Is access to harm-reduction a human right? How the tobacco industry is still a colonial structure in post-colonial times

Tobacco ads from an archive belonging to Stanford Research Into the Impact of Tobacco Advertising. SOURCE: STANFORD RESEARCH INTO THE IMPACT OF TOBACCO ADVERTISING (SRITA)

In this post, Georgia Mannion-Krase (@GeorgiaMKrase) updates us on events at the E-Cigarette (EC) Summit held virtually on the 3-4th of December 2020.

In low- and middle-income countries (LMICs) the negative impact of the tobacco industry on health, public policy and the environment is well documented. Tobacco companies, whose headquarters are rarely in the countries that farm tobacco, frequently seek to undermine and influence governments’ trying to improve public health by using highly misleading arguments which are frequently presented via third parties whose links to industry are obscured. Tobacco control advocates in the eight LMICs interviewed by researchers at Bath had been threatened, followed and intimidated for their work. Marketing of tobacco products in these countries target women and children and adverts are found in higher concentrations than in high-income countries (HICs, which with a couple of exceptions generally refers to the global West).

Professor Frances Thirlway’s illuminating presentation at the conference showed that tobacco companies are marketing harder in LMICs to subsidise the losses caused by the uptake in vaping in HICs. Vaping products developed by the tobacco industry are much less popular among vapers and occupy a very small market share.
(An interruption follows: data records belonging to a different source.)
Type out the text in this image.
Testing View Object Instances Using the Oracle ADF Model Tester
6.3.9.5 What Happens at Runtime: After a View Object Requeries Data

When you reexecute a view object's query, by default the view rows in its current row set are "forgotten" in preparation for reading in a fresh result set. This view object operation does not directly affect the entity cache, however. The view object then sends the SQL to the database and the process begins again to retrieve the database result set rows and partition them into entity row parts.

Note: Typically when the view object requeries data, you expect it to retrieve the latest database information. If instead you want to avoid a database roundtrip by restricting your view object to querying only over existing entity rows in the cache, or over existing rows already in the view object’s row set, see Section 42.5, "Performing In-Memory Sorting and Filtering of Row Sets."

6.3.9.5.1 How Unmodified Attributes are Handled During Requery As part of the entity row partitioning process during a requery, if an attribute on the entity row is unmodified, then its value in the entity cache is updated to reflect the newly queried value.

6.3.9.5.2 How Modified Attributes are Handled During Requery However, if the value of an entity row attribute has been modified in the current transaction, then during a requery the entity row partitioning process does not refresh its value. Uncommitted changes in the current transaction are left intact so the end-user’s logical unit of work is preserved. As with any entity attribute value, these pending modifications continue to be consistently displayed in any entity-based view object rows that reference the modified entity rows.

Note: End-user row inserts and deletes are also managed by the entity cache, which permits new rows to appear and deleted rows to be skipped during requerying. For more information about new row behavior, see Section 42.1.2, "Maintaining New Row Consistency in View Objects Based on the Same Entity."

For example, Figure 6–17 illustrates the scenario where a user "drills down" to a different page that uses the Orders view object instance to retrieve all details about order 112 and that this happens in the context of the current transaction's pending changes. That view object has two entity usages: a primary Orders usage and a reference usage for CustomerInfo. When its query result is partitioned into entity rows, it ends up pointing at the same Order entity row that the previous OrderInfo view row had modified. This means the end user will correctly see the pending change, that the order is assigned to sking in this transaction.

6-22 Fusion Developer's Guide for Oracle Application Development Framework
The success of independent vape companies against Big Tobacco in the UK is a surprising David and Goliath story that evokes some Northern pride, as two-thirds of the biggest independent vape companies are in the North West of England*.

The exploitation of lower-income countries for product research and development in HICs is nothing if not colonial, however, it would be disingenuous to paint ‘the West’ as an entirely progressive, smokeless Eden. ‘Making Menthol Black’ is an information campaign by The Truth Initiative highlighting how the tobacco industry in the United States “profiled black communities, appropriated black culture in their ads, and flooded majority-black neighbourhoods with menthol marketing.” Tobacco companies that are still investing in vaping have been found to bend/break UK rules on advertising. The work of many experts at the conference showed that there needs to be a much more nuanced approach to smoking cessation in vulnerable groups in the UK.


Dr Sharon Cox presented research delving into how disadvantaged communities are ignored in the wider narrative of smoking cessation, and how centres helping homeless people vary wildly in their approach and support of people smoking/quitting/vaping. Dr Cox argues that not offering flavoured e-liquid, which are a legitimate and cheaper alternative to smoking, from disadvantaged people is both classist and discriminatory.

This is supported by Professor Caitlin Notley’s findings which show that a range of available flavours is key to supporting a switch from tobacco, and that “the people who can least afford it are the ones most likely to continue smoking tobacco.”

To support groups with complex health and social needs like homeless people, people with mental illness etc, there needs to be a more nuanced approach to providing treatment options. Dr Cox’s findings show that they won’t look the same as prevailing consumer options as there is a strong mistrust in government services (including stop smoking services run by local authorities) in the homeless population. The solution? More and better research, better communications.


Professor Schroeder agrees that “vulnerable people who have little influence, find that the exit ramp [from tobacco] is closed to them” by choice limitations after concerns about uptake by “the good kids”, and by this, he means the media image of middle-class white students. Professor Ahluwalia added his voice saying that we must consider marginalised groups accessing the safer option or “We run the risk of widening disparities and winding the clock backwards.”

Rather than divide the groups mentioned above into neat packages and assume there is no overlap, Dr Marjorie Innocent, Senior Director of Health Programs at the NAAP would have a campaign focussing on the forces influencing our self-determination. “When we have strategies that, in a very systematic way work to undermine both health as well as decision making for people, around good health, those are absolutely issues that in the end have to be defined as social justice issues

Globally rates of tobacco use are dropping and there is no doubt that the health and economic cost is falling on minority and low socio-economic groups, not to mention the environmental impact in countries where tobacco is farmed.

Although it was refreshing and encouraging to see panellists addressing racism in the discussion around legislative attempts to change behaviour, we need more. More conversations centring and involving marginalised groups and more nuance and accountability from those in power.


If this conference had been a word cloud, the biggest phrase would be “but compared to tobacco” and the next biggest would be “more”.


*Correct as of January 2021, the top ten vape companies in the UK are Totally wicked (North West), Flavour Warehouse/Vampire Vape (North West), VPZ (Scotland), CutsIce (London), IVG Liquids (North West), NextGen360/Edge (North West), Vapouriz (Surrey), VN Labs/88Vape (North West), Dinner Lafy Fam (North West), DSL/Multivape/multicig (Nottingham)

The views expressed are those of the author. Posting of the blog does not signify that the Cancer Prevention Group endorse those views or opinions.